Aladar seems to recognize this when he exploits the herd's
stunningly sophisticated knack for
communicating in English to organize collective resistance
against the attacking Carnotaurs he implores the herd to
"stand together" and assail the Carnotaurs with a kind of
mewling, yarbly howl which, luckily, the Carnotaurs are
high-strung enough to find frightening. The movie's Darwinism vs.

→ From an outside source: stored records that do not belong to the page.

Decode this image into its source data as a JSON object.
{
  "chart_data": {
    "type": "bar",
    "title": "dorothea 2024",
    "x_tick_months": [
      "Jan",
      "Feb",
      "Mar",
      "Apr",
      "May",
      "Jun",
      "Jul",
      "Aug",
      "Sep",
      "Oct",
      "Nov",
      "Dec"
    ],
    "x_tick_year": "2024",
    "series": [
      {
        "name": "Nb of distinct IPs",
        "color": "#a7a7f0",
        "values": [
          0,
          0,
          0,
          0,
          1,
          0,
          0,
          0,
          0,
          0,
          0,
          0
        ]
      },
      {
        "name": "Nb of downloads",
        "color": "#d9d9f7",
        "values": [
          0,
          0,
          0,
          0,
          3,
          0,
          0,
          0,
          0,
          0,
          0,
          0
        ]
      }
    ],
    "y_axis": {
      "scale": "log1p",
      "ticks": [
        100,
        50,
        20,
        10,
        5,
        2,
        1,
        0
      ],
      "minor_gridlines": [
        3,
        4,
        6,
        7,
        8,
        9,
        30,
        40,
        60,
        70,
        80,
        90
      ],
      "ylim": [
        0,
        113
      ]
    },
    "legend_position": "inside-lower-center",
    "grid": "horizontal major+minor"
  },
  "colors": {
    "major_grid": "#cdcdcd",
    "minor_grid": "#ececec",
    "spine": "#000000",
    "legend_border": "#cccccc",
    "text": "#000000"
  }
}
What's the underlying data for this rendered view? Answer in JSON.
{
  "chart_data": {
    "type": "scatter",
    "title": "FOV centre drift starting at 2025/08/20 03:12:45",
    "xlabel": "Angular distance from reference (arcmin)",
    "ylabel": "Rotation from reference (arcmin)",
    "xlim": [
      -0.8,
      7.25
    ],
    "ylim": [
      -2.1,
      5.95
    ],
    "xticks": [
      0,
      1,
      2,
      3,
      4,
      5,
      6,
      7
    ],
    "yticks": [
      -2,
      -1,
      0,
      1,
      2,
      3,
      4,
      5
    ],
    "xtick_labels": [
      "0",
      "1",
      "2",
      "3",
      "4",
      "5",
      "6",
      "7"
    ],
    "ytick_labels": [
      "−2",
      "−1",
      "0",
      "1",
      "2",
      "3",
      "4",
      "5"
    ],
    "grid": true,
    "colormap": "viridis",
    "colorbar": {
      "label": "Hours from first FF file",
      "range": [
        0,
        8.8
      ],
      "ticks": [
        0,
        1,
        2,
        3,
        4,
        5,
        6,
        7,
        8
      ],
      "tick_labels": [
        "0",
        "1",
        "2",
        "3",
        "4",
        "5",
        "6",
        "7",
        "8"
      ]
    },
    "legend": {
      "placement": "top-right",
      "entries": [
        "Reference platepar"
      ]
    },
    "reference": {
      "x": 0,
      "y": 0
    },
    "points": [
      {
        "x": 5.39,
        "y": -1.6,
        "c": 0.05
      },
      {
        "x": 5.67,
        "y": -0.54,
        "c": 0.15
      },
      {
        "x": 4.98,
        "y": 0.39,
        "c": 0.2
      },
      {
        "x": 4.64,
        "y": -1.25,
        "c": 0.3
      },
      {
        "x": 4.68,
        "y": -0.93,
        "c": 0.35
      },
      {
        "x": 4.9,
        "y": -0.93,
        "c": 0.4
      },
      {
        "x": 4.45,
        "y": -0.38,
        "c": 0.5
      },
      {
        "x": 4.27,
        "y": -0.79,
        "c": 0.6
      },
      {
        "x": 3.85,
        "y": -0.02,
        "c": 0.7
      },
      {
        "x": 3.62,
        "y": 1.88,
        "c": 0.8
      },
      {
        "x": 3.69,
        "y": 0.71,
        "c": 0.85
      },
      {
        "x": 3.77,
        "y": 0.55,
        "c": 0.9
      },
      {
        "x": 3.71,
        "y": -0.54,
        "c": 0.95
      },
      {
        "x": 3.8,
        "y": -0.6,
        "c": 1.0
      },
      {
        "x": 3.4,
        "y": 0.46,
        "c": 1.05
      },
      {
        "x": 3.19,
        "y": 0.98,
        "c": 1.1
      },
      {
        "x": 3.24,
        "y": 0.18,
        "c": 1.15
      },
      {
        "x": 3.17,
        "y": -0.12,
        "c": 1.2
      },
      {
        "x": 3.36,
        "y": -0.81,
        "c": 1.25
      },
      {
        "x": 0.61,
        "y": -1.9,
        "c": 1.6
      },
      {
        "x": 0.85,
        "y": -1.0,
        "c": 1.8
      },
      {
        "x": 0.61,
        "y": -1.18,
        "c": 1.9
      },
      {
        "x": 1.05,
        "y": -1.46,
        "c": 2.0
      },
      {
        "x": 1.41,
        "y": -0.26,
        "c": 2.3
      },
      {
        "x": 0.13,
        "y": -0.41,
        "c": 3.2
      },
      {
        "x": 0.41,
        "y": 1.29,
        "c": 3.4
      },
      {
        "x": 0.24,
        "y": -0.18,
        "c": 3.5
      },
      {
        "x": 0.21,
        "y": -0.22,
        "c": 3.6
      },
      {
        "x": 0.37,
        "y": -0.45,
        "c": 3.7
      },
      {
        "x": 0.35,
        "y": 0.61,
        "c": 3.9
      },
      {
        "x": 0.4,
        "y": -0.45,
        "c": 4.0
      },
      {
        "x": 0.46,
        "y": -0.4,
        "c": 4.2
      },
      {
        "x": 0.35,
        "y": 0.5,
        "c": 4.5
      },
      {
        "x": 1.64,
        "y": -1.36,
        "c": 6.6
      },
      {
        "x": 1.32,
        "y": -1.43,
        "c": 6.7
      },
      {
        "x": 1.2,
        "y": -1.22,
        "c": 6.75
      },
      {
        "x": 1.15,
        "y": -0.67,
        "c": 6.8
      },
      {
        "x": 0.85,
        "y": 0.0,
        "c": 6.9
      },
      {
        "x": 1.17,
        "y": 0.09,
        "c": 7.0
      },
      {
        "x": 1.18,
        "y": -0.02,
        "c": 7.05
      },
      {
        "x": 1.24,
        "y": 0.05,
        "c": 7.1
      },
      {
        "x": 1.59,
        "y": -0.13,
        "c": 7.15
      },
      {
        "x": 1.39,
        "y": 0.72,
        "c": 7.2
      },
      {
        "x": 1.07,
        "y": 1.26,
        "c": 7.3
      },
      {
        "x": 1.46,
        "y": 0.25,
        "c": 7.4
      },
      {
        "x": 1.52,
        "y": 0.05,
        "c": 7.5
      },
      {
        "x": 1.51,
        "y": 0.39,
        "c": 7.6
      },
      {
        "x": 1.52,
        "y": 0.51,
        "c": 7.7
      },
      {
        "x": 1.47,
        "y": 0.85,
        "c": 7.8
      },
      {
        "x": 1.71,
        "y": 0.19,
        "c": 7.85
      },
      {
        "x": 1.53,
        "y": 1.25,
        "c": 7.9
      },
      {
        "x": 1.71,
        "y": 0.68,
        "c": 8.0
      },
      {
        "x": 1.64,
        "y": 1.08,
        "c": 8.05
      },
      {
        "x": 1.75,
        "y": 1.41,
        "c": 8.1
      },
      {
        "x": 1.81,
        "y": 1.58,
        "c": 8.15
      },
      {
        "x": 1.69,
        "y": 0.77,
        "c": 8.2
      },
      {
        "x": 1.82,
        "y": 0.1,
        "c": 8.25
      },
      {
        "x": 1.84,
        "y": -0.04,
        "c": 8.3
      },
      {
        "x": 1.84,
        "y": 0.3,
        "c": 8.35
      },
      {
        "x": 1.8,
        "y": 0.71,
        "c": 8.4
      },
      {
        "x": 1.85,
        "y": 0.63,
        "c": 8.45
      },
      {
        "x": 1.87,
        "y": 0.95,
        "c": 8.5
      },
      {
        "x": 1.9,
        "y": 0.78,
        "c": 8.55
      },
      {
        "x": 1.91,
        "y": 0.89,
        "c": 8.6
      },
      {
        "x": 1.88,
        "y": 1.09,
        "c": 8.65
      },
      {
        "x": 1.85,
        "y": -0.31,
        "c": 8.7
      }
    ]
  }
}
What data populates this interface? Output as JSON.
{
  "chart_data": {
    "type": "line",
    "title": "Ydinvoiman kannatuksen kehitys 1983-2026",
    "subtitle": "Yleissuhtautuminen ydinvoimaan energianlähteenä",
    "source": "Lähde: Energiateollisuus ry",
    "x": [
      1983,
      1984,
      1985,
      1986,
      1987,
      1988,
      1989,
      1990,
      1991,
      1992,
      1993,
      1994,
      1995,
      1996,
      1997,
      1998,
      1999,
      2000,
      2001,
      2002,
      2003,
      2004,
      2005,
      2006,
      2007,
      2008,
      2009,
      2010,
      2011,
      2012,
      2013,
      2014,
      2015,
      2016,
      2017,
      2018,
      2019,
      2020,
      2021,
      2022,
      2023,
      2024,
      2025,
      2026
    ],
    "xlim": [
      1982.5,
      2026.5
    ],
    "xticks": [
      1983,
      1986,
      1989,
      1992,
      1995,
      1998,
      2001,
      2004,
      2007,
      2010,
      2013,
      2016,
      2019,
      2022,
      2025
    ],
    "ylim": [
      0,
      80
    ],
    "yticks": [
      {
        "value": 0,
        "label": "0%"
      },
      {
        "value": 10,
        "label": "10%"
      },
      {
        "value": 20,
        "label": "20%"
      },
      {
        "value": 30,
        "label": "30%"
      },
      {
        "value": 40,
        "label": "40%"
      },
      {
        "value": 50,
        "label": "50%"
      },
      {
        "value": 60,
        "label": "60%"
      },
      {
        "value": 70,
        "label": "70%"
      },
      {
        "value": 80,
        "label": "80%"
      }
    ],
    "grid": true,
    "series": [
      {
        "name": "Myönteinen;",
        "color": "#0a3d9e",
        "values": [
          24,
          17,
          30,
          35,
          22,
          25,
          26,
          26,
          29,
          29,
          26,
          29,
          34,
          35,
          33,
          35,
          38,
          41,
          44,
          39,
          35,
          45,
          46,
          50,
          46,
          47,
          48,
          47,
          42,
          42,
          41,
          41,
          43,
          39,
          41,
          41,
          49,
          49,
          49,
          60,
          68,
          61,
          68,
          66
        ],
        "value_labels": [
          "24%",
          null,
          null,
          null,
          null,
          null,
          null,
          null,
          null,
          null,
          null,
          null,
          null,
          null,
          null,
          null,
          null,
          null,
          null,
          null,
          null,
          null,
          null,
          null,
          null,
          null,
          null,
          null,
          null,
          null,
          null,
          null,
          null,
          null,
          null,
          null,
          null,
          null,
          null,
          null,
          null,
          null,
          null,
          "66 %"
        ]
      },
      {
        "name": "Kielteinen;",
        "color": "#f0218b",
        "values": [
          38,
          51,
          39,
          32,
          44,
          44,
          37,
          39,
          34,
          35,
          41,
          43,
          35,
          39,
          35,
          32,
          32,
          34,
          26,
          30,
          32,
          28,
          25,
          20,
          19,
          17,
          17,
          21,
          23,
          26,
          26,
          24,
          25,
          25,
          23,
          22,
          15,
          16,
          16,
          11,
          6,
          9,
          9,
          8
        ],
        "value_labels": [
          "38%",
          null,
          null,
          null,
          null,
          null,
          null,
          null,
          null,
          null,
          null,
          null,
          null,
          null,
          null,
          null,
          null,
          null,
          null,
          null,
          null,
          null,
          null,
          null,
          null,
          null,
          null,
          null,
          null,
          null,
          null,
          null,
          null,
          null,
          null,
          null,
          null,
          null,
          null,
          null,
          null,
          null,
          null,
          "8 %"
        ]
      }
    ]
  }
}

Collectivism debate has its most troubled moment earlier on,
though, when the Carnotaurs set upon and wound Kron's lieutenant,
Bruton (Peter Siragusa). Aladar and his
soft-hearted compatriots lead Bruton to safety and try to heal
him with folk remedies, but Bruton, at least initially, would
rather suffer while asking why Aladar's clan doesn't just accept
their fate. Having thoroughly assimilated Kron's way of thinking,
Bruton believes that he is destined to die because he has fallen
behind the herd, and it takes an impassioned speech from Plio,
the world's first humanist lemur (Alfre Woodard), to change his
mind. After Plio insists that accepting death is a matter not of
fate but of personal choice, Bruton develops a love for the
collective good and subsequently sacrifices himself to hold off
the Carnotaurs while Aladar and the gang make their escape.
If, while watching the herd in its inexorable march, you happen
to remember Disney's first treatment of the subject
Fantasia's elegiac dinosaur caravan, wandering amidst the
pervasive doom of a suddenly poisoned landscape then this will
be your "Hey, wait a minute" moment. Passionate speeches about
choice and collectivism are all well and good, but in this
context they take on a particular irony. The sad story of the
dinosaurs is one of the few Walt Disney got right the first time:
on a toxic planet, exodus means nothing. And the route you choose
won't matter.
Of course, Fantasia was released in the depths of the Great
Depression, and it shows. As a sign of its times, then, maybe
Dinosaur's love-will-conquer-all apocalypse could be thought of
as a collective sigh of relief over the fact that the millennium
has passed without incident. Sure. Though if you're as nervous as
I am, then you may have a pretty clear recollection of March 11,
1998, when the International Astronomical Union reported the
considerable possibility that an
asteroid, 1997XF11, could hit the Earth in October, 2028. The Jet
Propulsion Laboratory refuted the story several hours later, but
those were a few strange hours for me, as I pondered which of
humanity's projects might be just as well discarded for taking
more than three decades to complete. When JPL loudly poo-pooed
the IAU's findings, the office where I was working lost the
gloomy mood that had pervaded it a few moments before, but I
still recall what it felt like. And if I prod the people around
me, I bet I'll find that I'm not alone in this.
Such are the ups and downs of apocalypse anxiety, one of Western society's more ridiculous but durable fears. Even now it rumbles
anew, somewhere off the coast of the Carolinas where geologists are musing about the possibility of submerged fault lines
sparking a cataclysmic tidal wave. So enjoy the honeymoon while it lasts. And the next time it's convenient, hug a lemur; thirty
years from now, you might not have the chance.